Daniel Abreu’s “Cabeza:” Contemporary dance from Spain Arrives in Miami
Dance, seemingly so rooted in the body, is of course also all about the heart and mind. And what goes on inside our heads when we are shaken out of our comfort zones is the subject of “Cabeza,” the solo work by contemporary dance choreographer Daniel Abreu that has its Miami debut on October 19 at the Miami-Dade County Auditorium. The 42-year-old Abreu is a much-lauded artist in his native Spain, having won the country’s National Award for Dance in 2014 and, more recently, taking home not one but three awards this summer at the Max Prizes for Theater Arts in Seville.
The inner workings of the mind are a fitting subject matter for a choreographer like Abreu, who has a degree in psychology. This academic training helped him as an artist: “I learned to read reality from many different perspectives,” he says, stepping back in order to objectively observe both himself and others. In “Cabeza,” the dancer creates a series of images that, Abreu explains, takes each individual audience member on a separate journey based on their personal reaction to the movement. At its core, he says, “Cabeza” is about feelings: the emotional response from the audience that gesture and movement create.
That said, “Cabeza” is an intensely demanding physical performance, but Abreu’s movement style is difficult to pin down, as it is so deeply personal. Having trained first as a classical dancer before studying contemporary dance, there are brief moments in his work that look like they might spring directly from classical ballet. The way he plays with weight and the use of the body against the floor, on the other hand, brings to mind contact improvisation, while his reliance on gesture and repetition offer shades of the legendary Pina Bausch’s style of physical theater. Other movements are surprisingly reminiscent of jookin, the form of street dance that performer Lil Buck made famous with his take on the “Black Swan” performed in high tops and sweats to the cello accompaniment of Yoyo Ma. Abreu’s liquid hands and arms and the impossible pliés to the floor and back up again would be as at home on the streets of Memphis as in Madrid.
In fact, Abreu’s movement language is all his own, an idiosyncratic idiom that he arrived at over the course of many years, through hours of solitary improvisation. “I would go to the studio, put on the music and improvise for six or eight hours at a time,” he says. His movement style developed organically from those sessions. He has created over 60 works in his career, for his own company, for international dance companies and for theater groups in Spain.
His knowledge of psychology had a particular impact on “Cabeza.” “I wanted to examine what happens to the body when we experience a shock,” he says. The jumping off point for the work was a personal experience, but he hopes that every viewer will see the work through the lens of his or her own life history. “Everyone should make the work their own,” he says. “’Cabeza’ isn’t mine. It’s the spectator who gives it life.”
Abreu speaks often of imagery and using movement as metaphor, sometimes sounding more like a poet than a choreographer. Like a poet, he embraces paradox, observing that, “in order to seem ethereal, you have to really be in contact with reality.” He throws out carefully crafted images and hopes that viewers “let themselves be inundated.” “There’s no linear narrative in my work,” he says. Upon reflection, we each create our own story for what we have seen. “I just open the door,” says Abreu.

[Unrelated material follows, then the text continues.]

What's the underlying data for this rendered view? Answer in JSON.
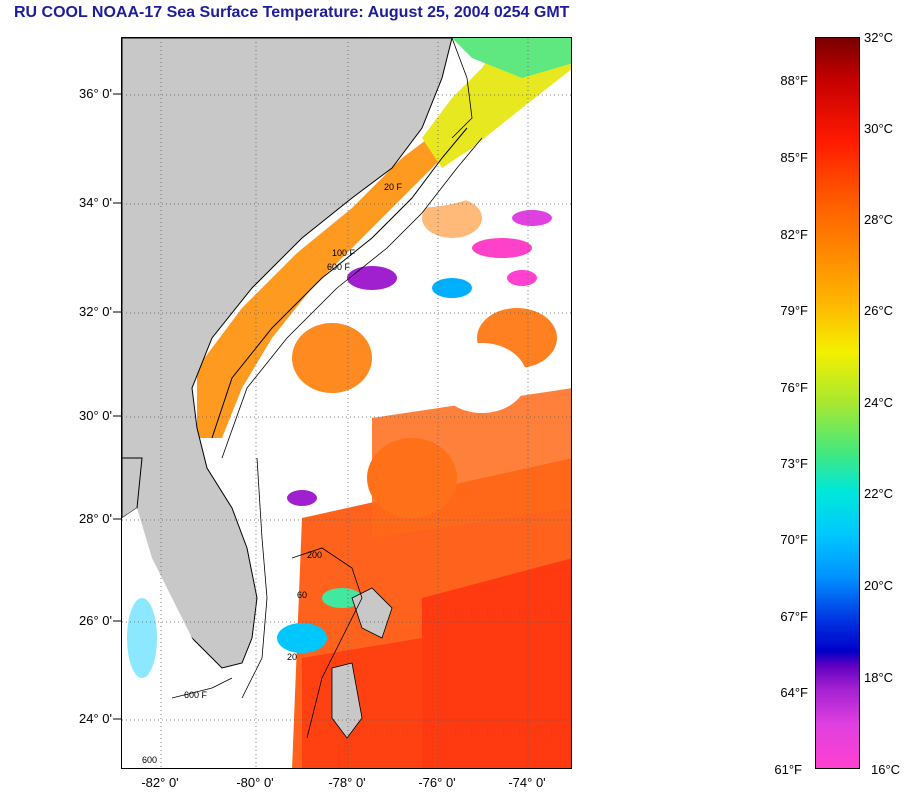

Apart from the performance, Abreu will also be offering a master class for dancers on Saturday at the Centro Cultural Español from 10:00 a.m. to 1:00 p.m. In the workshop, he will ask participants to view their bodies in an entirely different way, at the smallest cellular level. The method, he says, can be transformative: “They realize that the gesture of the smallest part of one finger can be important.” Rather than looking at the angle of the arms or the height of a leg extension, dancers should feel “that they are moving millions of cells, like the sea moves or the sand.” Although they are entirely rooted in the physical, Abreu says, at the end of the day, the dancer’s job is but “to move the air.”
Compañía Daniel Abreu, Friday Oct. 19 at 8:00 p.m., Miami-Dade County Auditorium, 2901 W. Flagler St., Miami; tickets $28, seniors/Students $23; CCEMiami.org; 305-448-9677. Also limited tickets for teens through Culture Shock Miami, $5.